Bu sayede İran, kendine rakip olarak gördüğü otoritelerin yıkılmasını sağlarken, Suriye ve Yemen örneğinde olduğu gibi diktatörlüğün hâkim olduğu rejimlerde ABD karşıtı Sünni hareketlerin iktidara gelmesini de engelledi.

Fakat Gazze Savaşı, tüm bölgeyi değiştirdiği gibi İran'ın ABD ile kurduğu denklemi de sarstı. ABD'nin İran'ın tüm uluslararası operasyonlarını yöneten Kasım Süleymani'yi Irak'ta, İsrail'in İran Devrim Muhafızları Komutanı Razi Musevi'yi Şam'da öldürmesi tansiyonu iyice artırdı.

25 yıl sonra ilk defa ABD ile İran karşı cephelere düşmüş durumdalar.

Tüm bunlara rağmen ABD, İran'ın Yemen'deki paralı askerleri olarak hareket eden Husileri bütünüyle ortadan kaldıracak bir savaşa girmeyecektir. Çünkü ABD Husiler eliyle Yemen'deki Sünnileri baskı altında tutarken, Suud ve BAE eliyle de İran'ın yayılmasını kontrol etmeye çalışıyor. Bu dengenin İran aleyhine bozulması, Yemen'de meşru hükümetin, dolayısıyla İslami partilerin önderliğindeki Sünni blokun güçlenmesi anlamına gelecektir. ABD için bu durum kontrol edilmesi daha zor bir seçenek.

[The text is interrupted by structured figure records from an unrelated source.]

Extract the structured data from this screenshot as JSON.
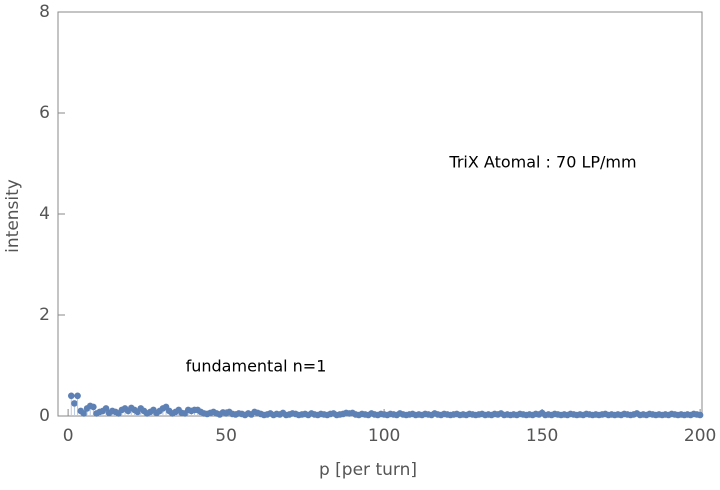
{
  "chart_data": {
    "type": "stem",
    "xlabel": "p [per turn]",
    "ylabel": "intensity",
    "annotations": [
      "TriX Atomal : 70 LP/mm",
      "fundamental n=1"
    ],
    "color": "#5e81b5",
    "xlim": [
      -3.2,
      200.6
    ],
    "ylim": [
      0,
      8
    ],
    "xticks": [
      0,
      50,
      100,
      150,
      200
    ],
    "yticks": [
      0,
      2,
      4,
      6,
      8
    ],
    "x": [
      1,
      2,
      3,
      4,
      5,
      6,
      7,
      8,
      9,
      10,
      11,
      12,
      13,
      14,
      15,
      16,
      17,
      18,
      19,
      20,
      21,
      22,
      23,
      24,
      25,
      26,
      27,
      28,
      29,
      30,
      31,
      32,
      33,
      34,
      35,
      36,
      37,
      38,
      39,
      40,
      41,
      42,
      43,
      44,
      45,
      46,
      47,
      48,
      49,
      50,
      51,
      52,
      53,
      54,
      55,
      56,
      57,
      58,
      59,
      60,
      61,
      62,
      63,
      64,
      65,
      66,
      67,
      68,
      69,
      70,
      71,
      72,
      73,
      74,
      75,
      76,
      77,
      78,
      79,
      80,
      81,
      82,
      83,
      84,
      85,
      86,
      87,
      88,
      89,
      90,
      91,
      92,
      93,
      94,
      95,
      96,
      97,
      98,
      99,
      100,
      101,
      102,
      103,
      104,
      105,
      106,
      107,
      108,
      109,
      110,
      111,
      112,
      113,
      114,
      115,
      116,
      117,
      118,
      119,
      120,
      121,
      122,
      123,
      124,
      125,
      126,
      127,
      128,
      129,
      130,
      131,
      132,
      133,
      134,
      135,
      136,
      137,
      138,
      139,
      140,
      141,
      142,
      143,
      144,
      145,
      146,
      147,
      148,
      149,
      150,
      151,
      152,
      153,
      154,
      155,
      156,
      157,
      158,
      159,
      160,
      161,
      162,
      163,
      164,
      165,
      166,
      167,
      168,
      169,
      170,
      171,
      172,
      173,
      174,
      175,
      176,
      177,
      178,
      179,
      180,
      181,
      182,
      183,
      184,
      185,
      186,
      187,
      188,
      189,
      190,
      191,
      192,
      193,
      194,
      195,
      196,
      197,
      198,
      199,
      200
    ],
    "values": [
      0.4,
      0.25,
      0.4,
      0.1,
      0.05,
      0.15,
      0.2,
      0.18,
      0.05,
      0.08,
      0.1,
      0.15,
      0.06,
      0.1,
      0.08,
      0.05,
      0.12,
      0.15,
      0.1,
      0.16,
      0.12,
      0.08,
      0.15,
      0.1,
      0.05,
      0.08,
      0.12,
      0.06,
      0.1,
      0.15,
      0.18,
      0.1,
      0.05,
      0.08,
      0.12,
      0.06,
      0.05,
      0.12,
      0.1,
      0.12,
      0.12,
      0.08,
      0.05,
      0.04,
      0.06,
      0.08,
      0.05,
      0.03,
      0.07,
      0.05,
      0.08,
      0.04,
      0.03,
      0.05,
      0.04,
      0.02,
      0.05,
      0.03,
      0.08,
      0.06,
      0.04,
      0.02,
      0.03,
      0.05,
      0.02,
      0.04,
      0.03,
      0.06,
      0.02,
      0.03,
      0.05,
      0.04,
      0.02,
      0.03,
      0.04,
      0.02,
      0.05,
      0.03,
      0.02,
      0.04,
      0.03,
      0.02,
      0.04,
      0.05,
      0.02,
      0.03,
      0.04,
      0.06,
      0.05,
      0.06,
      0.03,
      0.02,
      0.04,
      0.03,
      0.02,
      0.05,
      0.03,
      0.02,
      0.04,
      0.03,
      0.02,
      0.04,
      0.03,
      0.02,
      0.05,
      0.03,
      0.02,
      0.03,
      0.04,
      0.02,
      0.03,
      0.02,
      0.04,
      0.03,
      0.02,
      0.05,
      0.03,
      0.02,
      0.04,
      0.03,
      0.02,
      0.03,
      0.04,
      0.02,
      0.03,
      0.02,
      0.04,
      0.03,
      0.02,
      0.03,
      0.04,
      0.02,
      0.03,
      0.02,
      0.04,
      0.03,
      0.05,
      0.02,
      0.03,
      0.02,
      0.03,
      0.02,
      0.04,
      0.03,
      0.02,
      0.03,
      0.02,
      0.04,
      0.03,
      0.06,
      0.02,
      0.03,
      0.02,
      0.04,
      0.03,
      0.02,
      0.03,
      0.02,
      0.04,
      0.03,
      0.02,
      0.03,
      0.02,
      0.04,
      0.03,
      0.02,
      0.03,
      0.02,
      0.03,
      0.04,
      0.02,
      0.03,
      0.02,
      0.03,
      0.02,
      0.04,
      0.03,
      0.02,
      0.03,
      0.05,
      0.02,
      0.03,
      0.02,
      0.04,
      0.03,
      0.02,
      0.03,
      0.02,
      0.03,
      0.02,
      0.04,
      0.03,
      0.02,
      0.03,
      0.02,
      0.03,
      0.02,
      0.04,
      0.03,
      0.02
    ]
  }
}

ABD'nin Husilere yönelik sınırlı müdahalesinin sebebi İsrail'in güvenliği değil. Zaten İran İsrail'e gerçek bir karşılık vermek isteseydi Tel Aviv'e 2.500 km uzaklıktaki Yemen'deki güçlerini değil, İsrail'in sınırındaki Hizbullah'ı harekete geçirirdi. ABD bunu çok iyi biliyor ve görüyor.

İran uzun süredir bir yandan Lübnan'dan Irak'a, Suriye'den Yemen'e kadar geniş bir coğrafyada halkların dikta rejimlere karşı başkaldırısını engellemeye çalışırken, diğer yandan İsrail-ABD aleyhinde oluşan atmosferi direniş ekseni adıyla manipüle ediyor. Sahte kahramanlık hikâyeleriyle bu bölgelerde işlenen suçları örtmeye çalışıyor.

ABD için önemli olan Kızıldeniz'deki gemi trafiğinin zarar görmemesi. Husilerin tacizleri sebebiyle yüzde 20 oranında aksayan ticareti yeniden güvenli hale getirdikten sonra, Yemen'deki siyasi krize müdahale etmek istemeyecektir. En fazla Hudeyde Limanı'nın kontrolünü sağlayarak Husilerin denizle olan bağlantısını kesmeye çalışabilir.

İslam dünyası son 25 yılda milyonlarca insanını kurban vererek kimin gerçekte emperyalizm ve diktatörlük karşıtı, kimin ise bu sömürü düzeninden yana olduğunu çok iyi anlamış durumda. Artık Acem masallarına itibar etmiyor.